The shootout left nothing but smoke, blood in the snow, and the two of you — wounded, freezing, and alone.
Everything went wrong. Snowstorm. Low visibility. Comms dead. In the end, you and Graves were separated from your teams — not intentionally, just chaos and bad luck.
He was limping, you were bleeding. You pointed your guns at each other, hands shaking, snow clinging to eyelashes, compromising your aim. You both knew it — if you fire, one of you dies, and the other… also dies, just a bit later. A bit more painfully, slowly, freezing to death.
So eventually, guns were lowered, and you chose survival over loyalty.
An abandoned hunting cabin became your shelter, shared with the enemy. A fire finally caught, casting sharp orange light across Phillip Graves’ face. Forced fireplace truce.

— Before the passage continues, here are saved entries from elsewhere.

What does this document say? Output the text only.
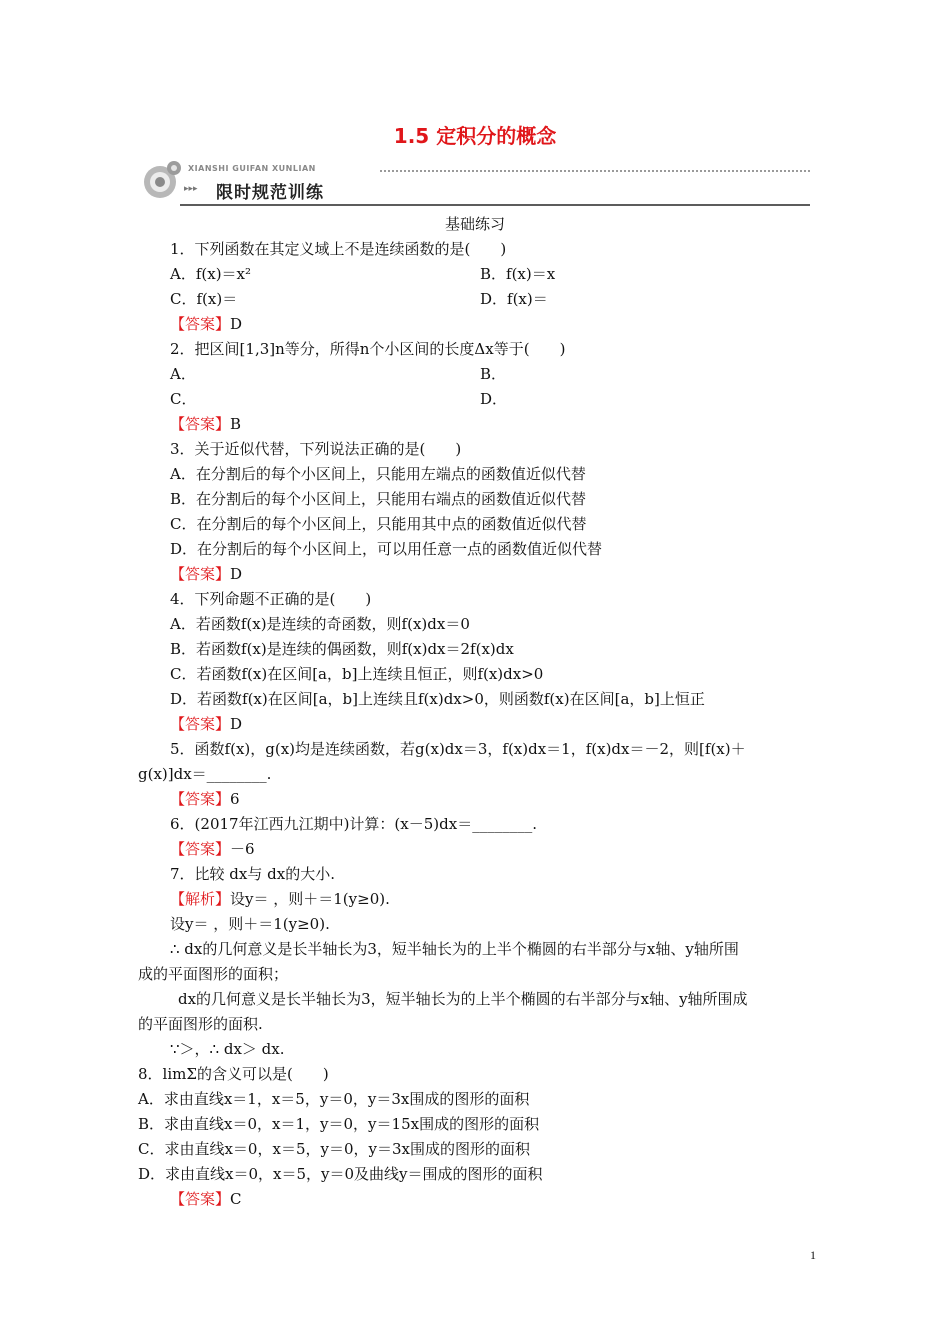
1.5 定积分的概念
XIANSHI GUIFAN XUNLIAN
▸▸▸ 限时规范训练
基础练习
1．下列函数在其定义域上不是连续函数的是(　　)
A．f(x)＝x²	B．f(x)＝x
C．f(x)＝	D．f(x)＝
【答案】D
2．把区间[1,3]n等分，所得n个小区间的长度Δx等于(　　)
A．	B．
C．	D．
【答案】B
3．关于近似代替，下列说法正确的是(　　)
A．在分割后的每个小区间上，只能用左端点的函数值近似代替
B．在分割后的每个小区间上，只能用右端点的函数值近似代替
C．在分割后的每个小区间上，只能用其中点的函数值近似代替
D．在分割后的每个小区间上，可以用任意一点的函数值近似代替
【答案】D
4．下列命题不正确的是(　　)
A．若函数f(x)是连续的奇函数，则f(x)dx＝0
B．若函数f(x)是连续的偶函数，则f(x)dx＝2f(x)dx
C．若函数f(x)在区间[a，b]上连续且恒正，则f(x)dx>0
D．若函数f(x)在区间[a，b]上连续且f(x)dx>0，则函数f(x)在区间[a，b]上恒正
【答案】D
5．函数f(x)，g(x)均是连续函数，若g(x)dx＝3，f(x)dx＝1，f(x)dx＝－2，则[f(x)＋
g(x)]dx＝________.
【答案】6
6．(2017年江西九江期中)计算：(x－5)dx＝________.
【答案】－6
7．比较 dx与 dx的大小.
【解析】设y＝ ，则＋＝1(y≥0).
设y＝ ，则＋＝1(y≥0).
∴ dx的几何意义是长半轴长为3，短半轴长为的上半个椭圆的右半部分与x轴、y轴所围
成的平面图形的面积；
dx的几何意义是长半轴长为3，短半轴长为的上半个椭圆的右半部分与x轴、y轴所围成
的平面图形的面积.
∵＞，∴ dx＞ dx.
8．limΣ的含义可以是(　　)
A．求由直线x＝1，x＝5，y＝0，y＝3x围成的图形的面积
B．求由直线x＝0，x＝1，y＝0，y＝15x围成的图形的面积
C．求由直线x＝0，x＝5，y＝0，y＝3x围成的图形的面积
D．求由直线x＝0，x＝5，y＝0及曲线y＝围成的图形的面积
【答案】C
1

Graves smirked, breath fogging the air. “Well… this is awkward.”
The joke didn’t land.
“Relax,” he said quietly, wincing in pain as he sat down. “If I wanted you dead, you would be buried in the snow by now.”
The fire crackled between you, shadows dancing inside the cabin. The warmth drew you both closer, even if your fingers were still cautiously resting against the triggers.
“Could say the same about you, traitor.” you hissed.
“Hypothermia doesn’t care who betrayed who.” Graves retorted, and you hated that he was right. Then he smirked again. “We can still kill each other tomorrow.”
This time you laughed. You were too exhausted to hide it.
“Looks like we’re callin’ a truce,” you replied. He agreed with a nod. But you both knew… this ends at dawn.
“Funny thing about fire… makes enemies look like people again.” Graves said slowly. “But when this is over, we go back to being exactly what we are.”